As to Iraqi civilian losses in the neigborhood of an IED attack against a vehicle(American, Iraqi, or otherwise), the word ought to pass among Iraqis that way, to
A) not find themselves near assholes setting off IEDs and
B) report assholes setting up IEDs
so that
C) they and their stuff(if they live near an IED being set up, or near assholes doing asshole things) don't get shot up
This is going to be a very long struggle, transforming this tribal, islam infected place into something with a sense of civic involvement in the greater good, involving lots more violence directed at suppressing assholery. You ask if such methods as the above have every worked anywhere, well, the proper answer is that pussyfooting around and whining NEVER works. What will work with the worst assholes among arab populations, is imposing a different order by force, massive, impressive, continuous presence of overwhelming force. The population ends up backing the strong horse.
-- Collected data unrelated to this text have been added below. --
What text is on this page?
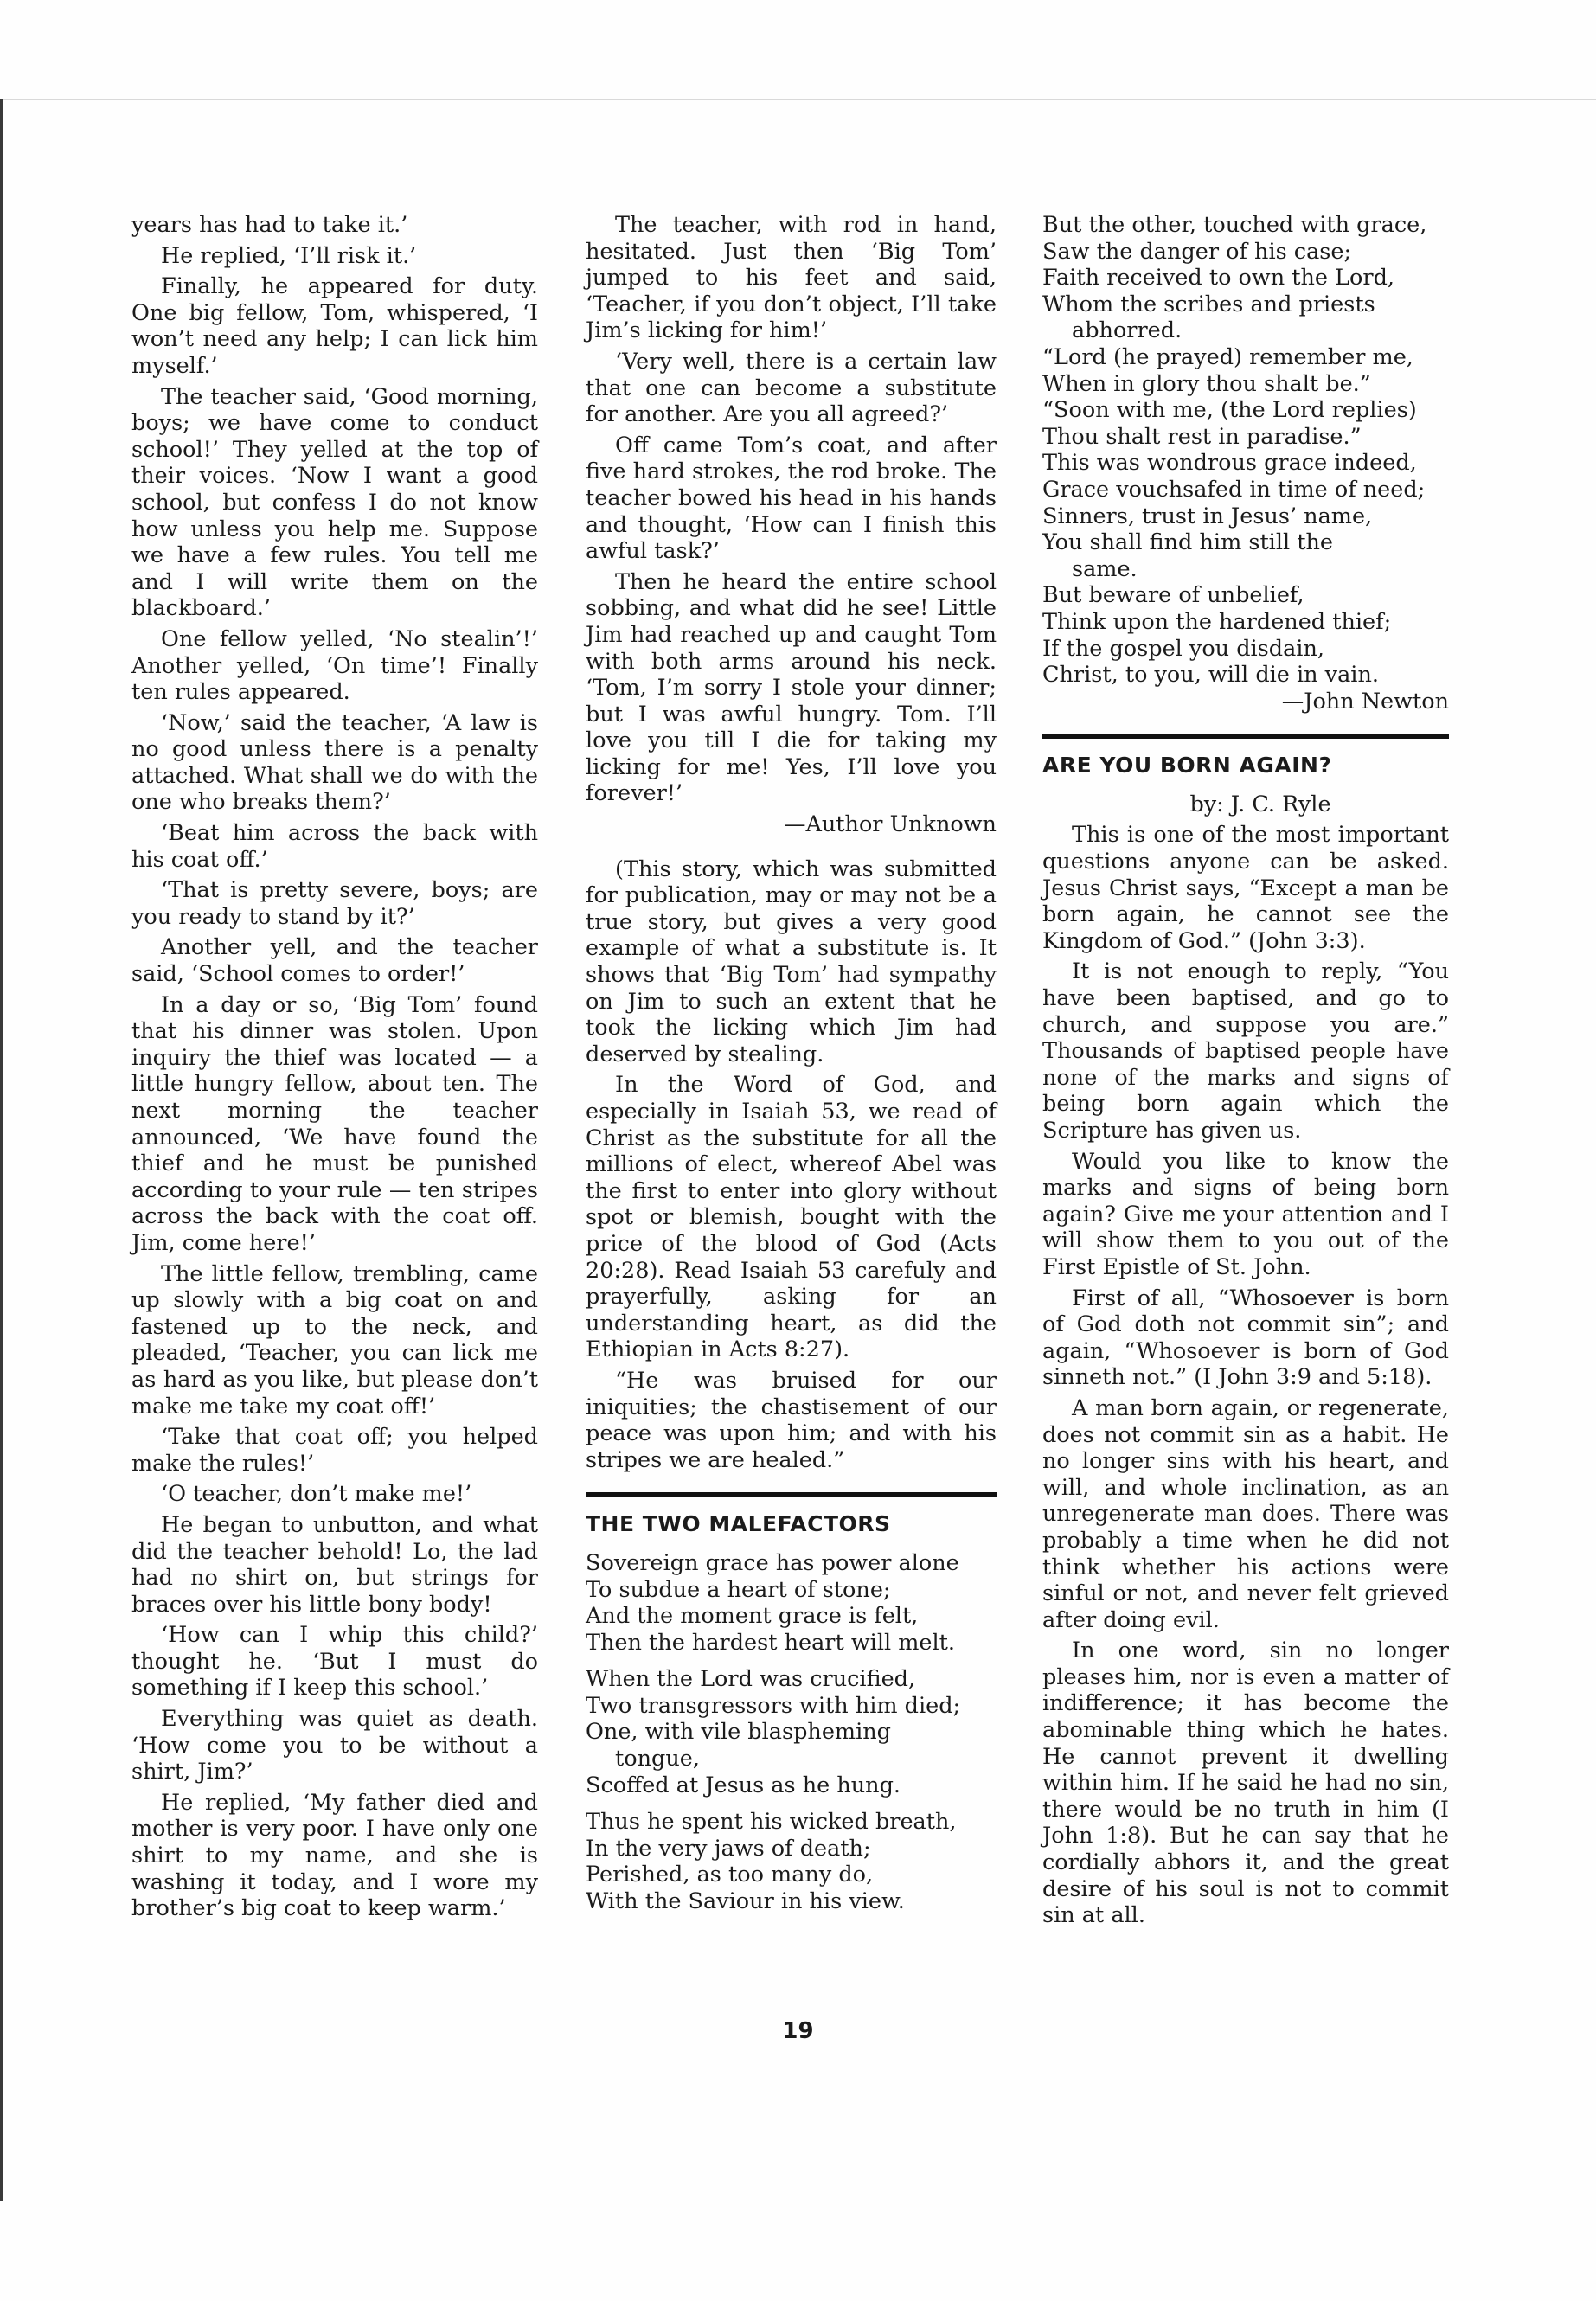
years has had to take it.’

He replied, ‘I’ll risk it.’

Finally, he appeared for duty. One big fellow, Tom, whispered, ‘I won’t need any help; I can lick him myself.’

The teacher said, ‘Good morning, boys; we have come to conduct school!’ They yelled at the top of their voices. ‘Now I want a good school, but confess I do not know how unless you help me. Suppose we have a few rules. You tell me and I will write them on the blackboard.’

One fellow yelled, ‘No stealin’!’ Another yelled, ‘On time’! Finally ten rules appeared.

‘Now,’ said the teacher, ‘A law is no good unless there is a penalty attached. What shall we do with the one who breaks them?’

‘Beat him across the back with his coat off.’

‘That is pretty severe, boys; are you ready to stand by it?’

Another yell, and the teacher said, ‘School comes to order!’

In a day or so, ‘Big Tom’ found that his dinner was stolen. Upon inquiry the thief was located — a little hungry fellow, about ten. The next morning the teacher announced, ‘We have found the thief and he must be punished according to your rule — ten stripes across the back with the coat off. Jim, come here!’

The little fellow, trembling, came up slowly with a big coat on and fastened up to the neck, and pleaded, ‘Teacher, you can lick me as hard as you like, but please don’t make me take my coat off!’

‘Take that coat off; you helped make the rules!’

‘O teacher, don’t make me!’

He began to unbutton, and what did the teacher behold! Lo, the lad had no shirt on, but strings for braces over his little bony body!

‘How can I whip this child?’ thought he. ‘But I must do something if I keep this school.’

Everything was quiet as death. ‘How come you to be without a shirt, Jim?’

He replied, ‘My father died and mother is very poor. I have only one shirt to my name, and she is washing it today, and I wore my brother’s big coat to keep warm.’

The teacher, with rod in hand, hesitated. Just then ‘Big Tom’ jumped to his feet and said, ‘Teacher, if you don’t object, I’ll take Jim’s licking for him!’

‘Very well, there is a certain law that one can become a substitute for another. Are you all agreed?’

Off came Tom’s coat, and after five hard strokes, the rod broke. The teacher bowed his head in his hands and thought, ‘How can I finish this awful task?’

Then he heard the entire school sobbing, and what did he see! Little Jim had reached up and caught Tom with both arms around his neck. ‘Tom, I’m sorry I stole your dinner; but I was awful hungry. Tom. I’ll love you till I die for taking my licking for me! Yes, I’ll love you forever!’

—Author Unknown

(This story, which was submitted for publication, may or may not be a true story, but gives a very good example of what a substitute is. It shows that ‘Big Tom’ had sympathy on Jim to such an extent that he took the licking which Jim had deserved by stealing.

In the Word of God, and especially in Isaiah 53, we read of Christ as the substitute for all the millions of elect, whereof Abel was the first to enter into glory without spot or blemish, bought with the price of the blood of God (Acts 20:28). Read Isaiah 53 carefuly and prayerfully, asking for an understanding heart, as did the Ethiopian in Acts 8:27).

“He was bruised for our iniquities; the chastisement of our peace was upon him; and with his stripes we are healed.”

THE TWO MALEFACTORS
Sovereign grace has power alone
To subdue a heart of stone;
And the moment grace is felt,
Then the hardest heart will melt.
When the Lord was crucified,
Two transgressors with him died;
One, with vile blaspheming
tongue,
Scoffed at Jesus as he hung.
Thus he spent his wicked breath,
In the very jaws of death;
Perished, as too many do,
With the Saviour in his view.
But the other, touched with grace,
Saw the danger of his case;
Faith received to own the Lord,
Whom the scribes and priests
abhorred.
“Lord (he prayed) remember me,
When in glory thou shalt be.”
“Soon with me, (the Lord replies)
Thou shalt rest in paradise.”
This was wondrous grace indeed,
Grace vouchsafed in time of need;
Sinners, trust in Jesus’ name,
You shall find him still the
same.
But beware of unbelief,
Think upon the hardened thief;
If the gospel you disdain,
Christ, to you, will die in vain.

—John Newton

ARE YOU BORN AGAIN?

by: J. C. Ryle

This is one of the most important questions anyone can be asked. Jesus Christ says, “Except a man be born again, he cannot see the Kingdom of God.” (John 3:3).

It is not enough to reply, “You have been baptised, and go to church, and suppose you are.” Thousands of baptised people have none of the marks and signs of being born again which the Scripture has given us.

Would you like to know the marks and signs of being born again? Give me your attention and I will show them to you out of the First Epistle of St. John.

First of all, “Whosoever is born of God doth not commit sin”; and again, “Whosoever is born of God sinneth not.” (I John 3:9 and 5:18).

A man born again, or regenerate, does not commit sin as a habit. He no longer sins with his heart, and will, and whole inclination, as an unregenerate man does. There was probably a time when he did not think whether his actions were sinful or not, and never felt grieved after doing evil.

In one word, sin no longer pleases him, nor is even a matter of indifference; it has become the abominable thing which he hates. He cannot prevent it dwelling within him. If he said he had no sin, there would be no truth in him (I John 1:8). But he can say that he cordially abhors it, and the great desire of his soul is not to commit sin at all.

19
"Islam infected?" Is that anything like the Catholic disease? Exactly what kind of "democracy" are we helping to install? Oh yes, the one without the First Amendment. I wonder what you'd do if someone invaded your country to steal your only resource. And how exactly do we keep funding the entire Middle East management as we fall apart at home? Like our leaders, your strategy is backwards, dishonest, and destined to fail
you are right as far as it goes..but consider this:
A rational objective to any war should be the elimination of the leadership that has instituted the threat, yet we make war againts the populations, try to understand the signifcance of that.
The hoax I refer to in my other posts is this policy..as far as nation building that mission seems to not fit a military.
A cruel leader would smile knowing his enemies will kill his citizens before going for him..however if he knew he was the 1st target well things change.
The elites of the world have been insulated from their actions for far too long.
Iraq needs a "srong horse", then. Like Saddam.
Why are we in Iraq, again?
The ENTIRE point is create a tactical baseline where the US forces have a killfire advantage.. the US Army wants to fight an urban guerrila war, with bigger guns, bombs and better armour - in lieu of surrendering terriatory. This is a Tactical operations doctrine, not neccesarily the Strategic goal. I don't like it either, but the reality is that the US Army is hamstrung by its own lack of clear purpose, in terms of any conclusive resolution to an end of violence... western military doctrine has a history born out of Pig Farming, how this is supposed to be a dominant culture is probably why the birth rate is so low.